One of the year’s biggest geopolitical moments has become a rare marketing opportunity for an upscale Bay Area garden.
Filoli, a historic estate with 16 acres of gardens 25 miles south of San Francisco, was selected to host a bilateral “working lunch” talk between U.S. President Joe Biden and Chinese President Xi Jinping during last month’s Asia-Pacific Economic Cooperation summit.
Perhaps unsurprisingly, the highly watched Nov. 15 meeting had a huge impact on Filoli. This San Mateo County country house, which had a relatively low profile outside the Bay Area, became a hot topic overnight, not just in American media but in the Chinese-speaking world as well.
“That first day that we reopened [after the Biden-Xi meeting], three large tour buses of Chinese tourists showed up,” Dani Hielscher, Filoli’s director of marketing, told The Standard. “It has given us a huge catalyst for visibility.”
Hielscher said the estate has long reached out to the local Chinese community through ads and a Chinese-translated webpage. Roughly one-third of visitors are people of Asian descent.
But after the meeting, Hielscher said, Filoli saw an increase in interest from Chinese citizens and the domestic Chinese American community alike. Her team has boosted its Chinese-language outreach, prominently featuring language about the Biden-Xi meeting.
“We're reaching globally to a Chinese-speaking audience,” she said, “and we're figuring out what they want to hear.”
For example, following Biden and Xi’s footsteps in the garden may become a major selling point, according to Hielscher, and Filoli is launching a bilingual self-guided tour for that purpose. Xi’s Chinese signature in the guest book is also displayed in the main house for Chinese tourists to view.

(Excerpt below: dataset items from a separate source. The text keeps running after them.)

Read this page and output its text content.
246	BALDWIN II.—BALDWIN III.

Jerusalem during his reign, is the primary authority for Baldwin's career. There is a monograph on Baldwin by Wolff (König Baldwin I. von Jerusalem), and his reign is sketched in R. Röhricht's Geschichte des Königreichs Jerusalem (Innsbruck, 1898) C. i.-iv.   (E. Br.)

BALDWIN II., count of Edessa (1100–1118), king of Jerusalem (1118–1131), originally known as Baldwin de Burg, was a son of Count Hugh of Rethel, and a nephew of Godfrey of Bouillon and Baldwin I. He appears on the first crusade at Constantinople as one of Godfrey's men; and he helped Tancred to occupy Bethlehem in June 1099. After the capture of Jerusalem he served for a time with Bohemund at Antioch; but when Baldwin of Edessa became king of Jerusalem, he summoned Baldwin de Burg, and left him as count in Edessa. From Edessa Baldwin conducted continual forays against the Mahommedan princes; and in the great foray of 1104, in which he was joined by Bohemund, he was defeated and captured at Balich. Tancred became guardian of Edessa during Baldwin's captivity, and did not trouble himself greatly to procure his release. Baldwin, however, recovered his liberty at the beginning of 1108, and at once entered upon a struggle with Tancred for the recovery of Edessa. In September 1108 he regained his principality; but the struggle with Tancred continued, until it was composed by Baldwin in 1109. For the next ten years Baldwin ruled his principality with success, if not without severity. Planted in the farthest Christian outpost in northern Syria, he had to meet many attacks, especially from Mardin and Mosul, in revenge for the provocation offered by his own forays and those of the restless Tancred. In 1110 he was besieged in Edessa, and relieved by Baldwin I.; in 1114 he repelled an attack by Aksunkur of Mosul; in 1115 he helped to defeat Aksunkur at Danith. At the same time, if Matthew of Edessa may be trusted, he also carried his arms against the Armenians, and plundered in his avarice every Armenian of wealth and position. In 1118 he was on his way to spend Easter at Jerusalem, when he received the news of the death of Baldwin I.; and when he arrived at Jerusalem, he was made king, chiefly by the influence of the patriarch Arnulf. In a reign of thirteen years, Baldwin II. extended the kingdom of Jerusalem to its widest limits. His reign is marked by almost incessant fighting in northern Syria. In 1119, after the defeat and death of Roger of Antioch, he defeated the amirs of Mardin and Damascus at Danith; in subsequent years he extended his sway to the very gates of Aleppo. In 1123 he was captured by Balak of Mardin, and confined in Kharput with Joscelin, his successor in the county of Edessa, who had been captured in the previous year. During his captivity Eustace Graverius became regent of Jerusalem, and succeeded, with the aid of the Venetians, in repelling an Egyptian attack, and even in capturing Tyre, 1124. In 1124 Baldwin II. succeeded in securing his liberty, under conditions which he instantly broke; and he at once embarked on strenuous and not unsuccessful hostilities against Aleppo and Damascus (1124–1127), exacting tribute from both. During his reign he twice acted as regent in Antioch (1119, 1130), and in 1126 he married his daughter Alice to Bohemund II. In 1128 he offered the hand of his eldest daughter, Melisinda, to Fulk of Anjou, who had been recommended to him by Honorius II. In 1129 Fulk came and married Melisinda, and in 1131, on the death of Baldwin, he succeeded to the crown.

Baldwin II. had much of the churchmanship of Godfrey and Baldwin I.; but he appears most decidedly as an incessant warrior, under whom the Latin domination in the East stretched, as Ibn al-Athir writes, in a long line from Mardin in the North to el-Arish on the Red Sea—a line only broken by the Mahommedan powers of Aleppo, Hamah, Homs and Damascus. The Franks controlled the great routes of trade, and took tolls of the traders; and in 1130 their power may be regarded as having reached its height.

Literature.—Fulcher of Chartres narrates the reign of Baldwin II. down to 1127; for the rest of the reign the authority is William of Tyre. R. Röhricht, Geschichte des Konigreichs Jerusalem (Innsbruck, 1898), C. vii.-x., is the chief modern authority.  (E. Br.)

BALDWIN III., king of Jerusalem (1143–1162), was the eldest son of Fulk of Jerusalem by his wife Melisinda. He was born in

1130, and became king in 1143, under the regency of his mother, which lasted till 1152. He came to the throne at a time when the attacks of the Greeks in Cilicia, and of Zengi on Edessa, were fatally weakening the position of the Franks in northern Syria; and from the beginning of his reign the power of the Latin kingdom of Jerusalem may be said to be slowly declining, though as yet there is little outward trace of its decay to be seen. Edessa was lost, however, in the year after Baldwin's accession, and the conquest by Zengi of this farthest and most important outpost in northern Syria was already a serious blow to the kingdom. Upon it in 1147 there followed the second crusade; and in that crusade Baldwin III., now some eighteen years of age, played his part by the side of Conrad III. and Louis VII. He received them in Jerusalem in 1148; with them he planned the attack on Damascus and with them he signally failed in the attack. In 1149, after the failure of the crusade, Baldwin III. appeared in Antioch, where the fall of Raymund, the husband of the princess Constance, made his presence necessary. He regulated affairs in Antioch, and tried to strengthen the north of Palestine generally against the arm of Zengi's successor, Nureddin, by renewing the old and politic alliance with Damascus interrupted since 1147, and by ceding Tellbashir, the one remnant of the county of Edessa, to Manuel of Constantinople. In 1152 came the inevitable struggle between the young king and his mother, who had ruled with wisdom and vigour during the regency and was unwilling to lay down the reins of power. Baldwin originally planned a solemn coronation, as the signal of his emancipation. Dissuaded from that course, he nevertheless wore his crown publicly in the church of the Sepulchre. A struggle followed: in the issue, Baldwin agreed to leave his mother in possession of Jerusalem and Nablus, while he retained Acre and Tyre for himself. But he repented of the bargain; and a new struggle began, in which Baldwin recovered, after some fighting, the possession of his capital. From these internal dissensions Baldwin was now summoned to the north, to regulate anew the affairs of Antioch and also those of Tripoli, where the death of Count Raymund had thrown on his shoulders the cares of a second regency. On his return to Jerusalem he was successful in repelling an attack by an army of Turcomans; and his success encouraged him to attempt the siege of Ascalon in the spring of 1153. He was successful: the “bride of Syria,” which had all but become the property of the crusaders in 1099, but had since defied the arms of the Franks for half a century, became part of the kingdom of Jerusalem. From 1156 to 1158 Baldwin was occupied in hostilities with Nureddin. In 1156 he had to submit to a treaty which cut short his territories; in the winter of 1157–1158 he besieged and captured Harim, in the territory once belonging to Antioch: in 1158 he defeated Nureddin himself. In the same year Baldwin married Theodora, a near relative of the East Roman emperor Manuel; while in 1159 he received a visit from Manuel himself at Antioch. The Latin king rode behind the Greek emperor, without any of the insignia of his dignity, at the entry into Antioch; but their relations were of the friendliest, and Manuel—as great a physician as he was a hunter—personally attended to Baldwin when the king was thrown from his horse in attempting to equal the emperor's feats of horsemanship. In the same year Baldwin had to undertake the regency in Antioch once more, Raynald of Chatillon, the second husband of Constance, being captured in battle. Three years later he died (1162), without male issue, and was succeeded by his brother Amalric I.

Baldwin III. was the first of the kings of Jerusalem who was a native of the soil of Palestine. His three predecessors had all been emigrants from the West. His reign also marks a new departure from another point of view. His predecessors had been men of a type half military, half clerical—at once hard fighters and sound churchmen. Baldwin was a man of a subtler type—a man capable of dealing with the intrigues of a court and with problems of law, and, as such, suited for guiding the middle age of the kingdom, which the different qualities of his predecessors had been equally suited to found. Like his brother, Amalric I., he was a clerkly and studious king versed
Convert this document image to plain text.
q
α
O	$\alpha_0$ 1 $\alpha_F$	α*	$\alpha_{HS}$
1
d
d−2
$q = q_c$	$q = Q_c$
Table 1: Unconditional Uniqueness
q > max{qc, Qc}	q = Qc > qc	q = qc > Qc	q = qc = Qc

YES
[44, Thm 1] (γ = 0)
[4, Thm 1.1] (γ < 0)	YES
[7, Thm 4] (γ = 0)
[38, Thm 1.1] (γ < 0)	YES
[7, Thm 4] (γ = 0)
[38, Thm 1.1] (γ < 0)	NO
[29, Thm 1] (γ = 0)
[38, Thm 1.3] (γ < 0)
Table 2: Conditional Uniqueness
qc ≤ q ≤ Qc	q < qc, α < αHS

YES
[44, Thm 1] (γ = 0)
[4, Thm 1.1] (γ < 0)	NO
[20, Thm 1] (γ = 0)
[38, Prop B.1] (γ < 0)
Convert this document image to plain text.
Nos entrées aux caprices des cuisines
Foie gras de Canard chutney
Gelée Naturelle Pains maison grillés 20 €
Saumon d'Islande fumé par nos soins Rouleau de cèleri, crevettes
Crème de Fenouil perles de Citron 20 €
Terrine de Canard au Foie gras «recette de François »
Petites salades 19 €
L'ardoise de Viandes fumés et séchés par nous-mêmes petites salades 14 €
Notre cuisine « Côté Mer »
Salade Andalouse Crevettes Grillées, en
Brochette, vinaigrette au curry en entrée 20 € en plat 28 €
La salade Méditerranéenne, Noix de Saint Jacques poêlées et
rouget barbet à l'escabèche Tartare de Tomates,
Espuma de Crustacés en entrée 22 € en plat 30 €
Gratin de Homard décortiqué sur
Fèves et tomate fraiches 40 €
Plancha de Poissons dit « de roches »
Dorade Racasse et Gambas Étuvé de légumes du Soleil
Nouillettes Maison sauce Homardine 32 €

Interestingly, some older-generation Chinese may also find Filoli familiar—at least, in aerial photographs. One of the first prime-time American shows to be broadcast nationally in China was the 1980s soap opera Dynasty, or 豪门恩怨 in Chinese, which featured the Filoli main house in its opening credits.
But Filoli’s Chinese name could be confusing. In the local Chinese community, Filoli’s Chinese name has long been 費羅莉, a phonetic transliteration of the English name. But in China’s state media, journalists use 斐洛里, a transliterated name with similar pronunciation but different characters.
A Local Chef and Booster
Sitting on the board of Filoli is one celebrity chef and local Chinese American icon who’s actively promoting the garden in the Asian community: Martin Yan.
Yan told the Standard that he lives only eight minutes away from Filoli and visiting the grounds has become his routine. So when he was asked to serve on the board, he took the offer without hesitation.
“I always take my friends and family to the garden,” said Yan. “It’s such a tranquil, peaceful, meticulously maintained place.”
Yan has hosted multiple local culinary TV shows, and once, he even featured a visit to Filoli, where he helped rebuild the estate's vegetable garden and brought in more Asian plants. It was the perfect place for two powerful global leaders to meet and cool geopolitical tensions, he added.
Yan emphasized that the garden has many Asian art items in it. Another selling point for Chinese tourists is that a longtime Chinese chef, Kee Low, worked there for a long-ago owner's family.
But for Hielscher and her team, the more imminent task is how to collaborate with Chinese tour groups who want to follow in world leaders’ footsteps.
“They want to see exactly where President Xi and President Biden stood, taking photos,” Hielscher added, “and hear a little bit about the meeting room they were in.”